Prostitutes were the first women to break free of what early American feminists described as a system of female servitude. Charlotte Perkins Gilman, one of the leading feminist intellectuals at the turn of the twentieth century, noted that human beings were the only species in which "an entire sex lives in a relation of economic dependence upon the other sex." Since wages in respectable occupations were so low, the only culturally sanctioned means for a woman to attain wealth was through a rich husband. And since states in the nineteenth century granted few or no property rights to married women, even women who "married well" owned little or nothing of their own. But women who chose to be bad could live well on their own.
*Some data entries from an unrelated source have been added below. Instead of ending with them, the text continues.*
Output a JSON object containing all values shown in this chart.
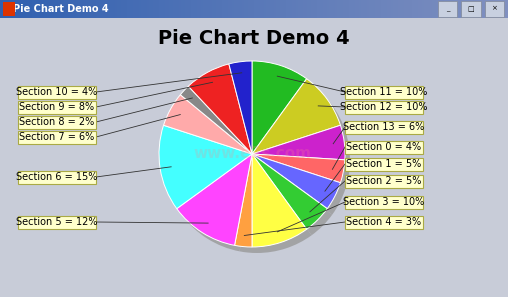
{
  "title": "Pie Chart Demo 4",
  "window_title": "Pie Chart Demo 4",
  "sections": [
    {
      "label": "Section 0",
      "value": 4,
      "color": "#FF6666"
    },
    {
      "label": "Section 1",
      "value": 5,
      "color": "#6666FF"
    },
    {
      "label": "Section 2",
      "value": 5,
      "color": "#33CC33"
    },
    {
      "label": "Section 3",
      "value": 10,
      "color": "#FFFF44"
    },
    {
      "label": "Section 4",
      "value": 3,
      "color": "#FFA040"
    },
    {
      "label": "Section 5",
      "value": 12,
      "color": "#FF44FF"
    },
    {
      "label": "Section 6",
      "value": 15,
      "color": "#44FFFF"
    },
    {
      "label": "Section 7",
      "value": 6,
      "color": "#FFAAAA"
    },
    {
      "label": "Section 8",
      "value": 2,
      "color": "#888888"
    },
    {
      "label": "Section 9",
      "value": 8,
      "color": "#EE2222"
    },
    {
      "label": "Section 10",
      "value": 4,
      "color": "#2222CC"
    },
    {
      "label": "Section 11",
      "value": 10,
      "color": "#22BB22"
    },
    {
      "label": "Section 12",
      "value": 10,
      "color": "#CCCC22"
    },
    {
      "label": "Section 13",
      "value": 6,
      "color": "#CC22CC"
    }
  ],
  "background_color": "#E8E8F0",
  "chart_bg": "#FFFFD8",
  "title_fontsize": 14,
  "label_fontsize": 7,
  "label_box_color": "#FFFFCC",
  "label_box_edge": "#AAAA44",
  "shadow_color": "#999999",
  "titlebar_color1": "#3060B0",
  "titlebar_color2": "#8090C0",
  "window_bg": "#C8CCD8"
}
Prostitutes who rose to the top of the industry to become "madams" owned more wealth than any other women in the United States. Indeed, they were among the wealthiest people in the country, and especially in the West. "Diamond Jessie" Hayman began work as a prostitute in the gold country of the Sierra Nevada foothills in the 1880s, then moved to San Francisco to become one of the most successful prostitutes in the city's history. Hayman's three-story brothel in the Tenderloin district of San Francisco included three fireplaces, a saloon, a champagne cellar, and fifteen suites filled with imported furniture. She provided each of her employees with a $6,000 wardrobe that included a fox fur coat, four tailored suits, eight hats, two dress coats, twelve pairs of shoes, twelve pairs of gloves, seven evening gowns, and seven negligees. Hayman earned enough money from her business to buy several parcels of land in the city. After the 1906 earthquake that destroyed much of San Francisco, Hayman and other madams provided food and clothing to the thousands left homeless. She died in 1923 with an estate worth $116,000.
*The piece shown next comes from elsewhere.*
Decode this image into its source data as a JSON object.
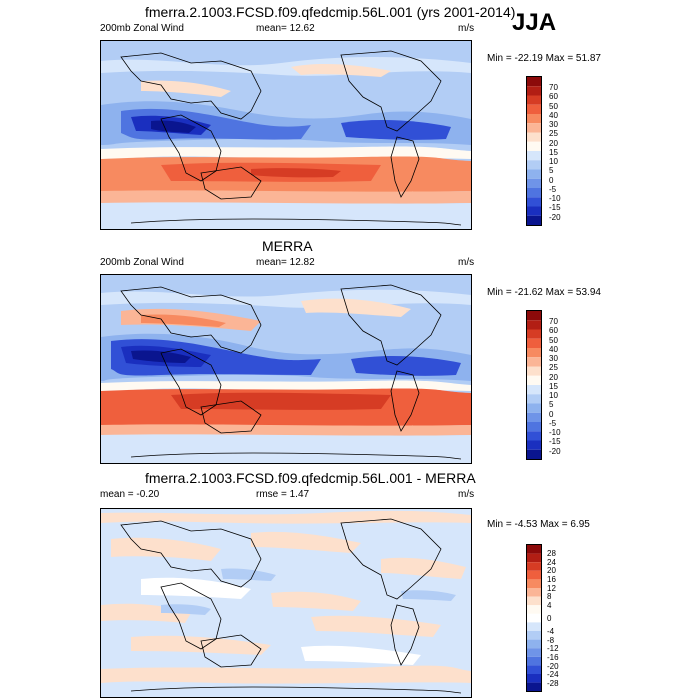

Jennie Rogers, the "Queen of the Colorado Underworld," owned several opulent brothels in Denver that featured ceiling-to-floor mirrors, crystal chandeliers, oriental rugs, marble tables, and grand pianos. Rogers provided her prostitutes with personal hairstylists and dressmakers, ensuring that they were among the most stylish women in the world. Her profits were so great that she was able to purchase large tracts of Denver's most valuable land as well as several shares of an irrigation and reservoir project that not only provided the city with much of its water but also paid Rogers sizable dividends. Rogers's major competitor was Mattie Silks, who had risen from the ranks of streetwalkers in Abilene, Texas, and Dodge City, Kansas, to become a brothel owner by the age of nineteen. Soon after moving to Denver in 1876, she purchased a three-story mansion with twenty-seven rooms, then outfitted it with the finest furnishings available.